The former Portuguese colony, which emerged from civil war two decades ago, boasts some of the world's largest untapped coal reserves and is expected to become a key source of sought-after premium, hard coking coal used in steel making.
Infrastructure bottlenecks have become a major headache for mining companies in Mozambique's coal-rich Tete province, with some projects delayed or put on hold due to problems of getting coal to port.
Rio Tinto wrote down $3 billion of its Mozambican assets in January, partially because of infrastructure constraints. Winning the bid could be a major boost for its project.
"We had 21 companies in the pre-selection phase and we have selected six preferred bidders, who are now preparing their full bids," Transport Minister Paulo Zucula told Reuters by phone.
Apart from Rio Tinto, mostly logistics companies were among the final six, with a winner to be chosen by July, Zucula said.

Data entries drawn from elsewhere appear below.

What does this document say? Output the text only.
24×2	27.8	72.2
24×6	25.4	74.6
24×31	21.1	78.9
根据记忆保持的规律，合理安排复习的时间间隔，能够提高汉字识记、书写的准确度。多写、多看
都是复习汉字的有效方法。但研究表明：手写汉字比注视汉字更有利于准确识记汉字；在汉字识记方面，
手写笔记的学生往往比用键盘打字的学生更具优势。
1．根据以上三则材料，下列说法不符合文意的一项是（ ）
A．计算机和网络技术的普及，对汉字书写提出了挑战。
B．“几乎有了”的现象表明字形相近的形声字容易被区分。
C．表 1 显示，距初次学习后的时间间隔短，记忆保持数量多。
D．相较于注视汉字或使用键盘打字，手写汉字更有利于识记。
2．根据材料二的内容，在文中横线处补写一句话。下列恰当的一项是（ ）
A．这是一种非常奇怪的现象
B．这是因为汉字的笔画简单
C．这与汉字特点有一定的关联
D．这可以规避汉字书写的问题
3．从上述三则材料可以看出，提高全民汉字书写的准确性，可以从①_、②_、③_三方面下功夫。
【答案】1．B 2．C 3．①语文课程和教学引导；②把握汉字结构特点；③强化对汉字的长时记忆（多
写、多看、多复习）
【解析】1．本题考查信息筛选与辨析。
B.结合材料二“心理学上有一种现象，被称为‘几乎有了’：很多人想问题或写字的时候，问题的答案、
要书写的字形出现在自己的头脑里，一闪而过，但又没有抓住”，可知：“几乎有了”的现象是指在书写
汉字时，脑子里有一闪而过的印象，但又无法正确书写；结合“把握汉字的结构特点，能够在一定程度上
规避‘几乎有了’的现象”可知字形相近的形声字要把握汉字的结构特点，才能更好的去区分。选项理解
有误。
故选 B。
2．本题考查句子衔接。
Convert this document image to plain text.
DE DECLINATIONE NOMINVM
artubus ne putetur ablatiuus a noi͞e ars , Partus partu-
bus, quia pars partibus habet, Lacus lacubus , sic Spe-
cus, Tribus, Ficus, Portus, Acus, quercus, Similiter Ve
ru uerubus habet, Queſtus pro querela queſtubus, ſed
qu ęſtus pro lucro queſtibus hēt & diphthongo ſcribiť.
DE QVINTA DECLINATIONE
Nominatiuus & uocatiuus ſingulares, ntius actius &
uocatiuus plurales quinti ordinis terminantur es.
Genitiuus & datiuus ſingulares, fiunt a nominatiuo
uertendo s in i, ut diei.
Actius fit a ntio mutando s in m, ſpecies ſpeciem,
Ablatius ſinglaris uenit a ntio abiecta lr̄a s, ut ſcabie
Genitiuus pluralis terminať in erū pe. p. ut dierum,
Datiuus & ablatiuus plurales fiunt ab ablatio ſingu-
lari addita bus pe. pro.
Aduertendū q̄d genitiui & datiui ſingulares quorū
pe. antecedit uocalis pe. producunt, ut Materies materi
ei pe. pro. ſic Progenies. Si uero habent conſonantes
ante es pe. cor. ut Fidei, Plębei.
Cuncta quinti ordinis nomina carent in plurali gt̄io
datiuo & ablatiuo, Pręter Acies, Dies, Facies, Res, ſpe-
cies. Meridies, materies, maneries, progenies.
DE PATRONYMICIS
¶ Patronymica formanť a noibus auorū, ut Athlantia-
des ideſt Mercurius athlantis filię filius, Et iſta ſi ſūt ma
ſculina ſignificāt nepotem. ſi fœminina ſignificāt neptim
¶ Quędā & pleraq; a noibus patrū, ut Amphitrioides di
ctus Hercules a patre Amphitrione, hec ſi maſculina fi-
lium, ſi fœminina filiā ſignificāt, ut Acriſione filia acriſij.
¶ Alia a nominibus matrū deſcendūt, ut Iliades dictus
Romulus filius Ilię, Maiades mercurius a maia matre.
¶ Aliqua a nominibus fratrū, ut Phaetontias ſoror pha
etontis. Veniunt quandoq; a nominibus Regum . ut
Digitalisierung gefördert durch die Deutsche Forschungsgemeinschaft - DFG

The tender is for a 525 kilometre (325-mile) rail line from Tete province to Macuse, in Mozambique's Zambezia province, and for a new port able to initially handle 25 million tonnes of cargo per year, with a potential to double that in the future.
Brazilian mining giant Vale is investing $4.4 billion to revamp another, much longer railway line from Tete province to the deep-water port at Nacala via Malawi.
The winner will be required to source the funds, and will also have to transport non-coal cargo and passengers, given needs to boost growth in a country where more than half live below the national poverty line of around $0.65 a day.
"We are not building infrastructure just for coal," Zucula said. "We are not like Australia that already has infrastructure for everybody and can then dedicate infrastructure for a specific commodity. It's not our case."
Current transport is limited to the Sena line, the only railway linking the coal-rich Moatize basin with the Beira port, and Zucula said a much-delayed upgrade of the line to 6 million tonnes from 3 million last year has finally been completed.
A further upgrade to 20 million tonnes on that same line is scheduled for completion within 18 to 20 months, he added.
"By the end of 2015 we will have a total coal export capacity of more than 30 million tonnes," he added.
Zucula said he did not foresee any problems in companies sourcing funds to pay for the infrastructure, but he expressed concern that delays may force some steel producers, especially from Asia, to source their coking coal from elsewhere.
"In terms of timing, I am really concerned, so that's why we are pushing," he said.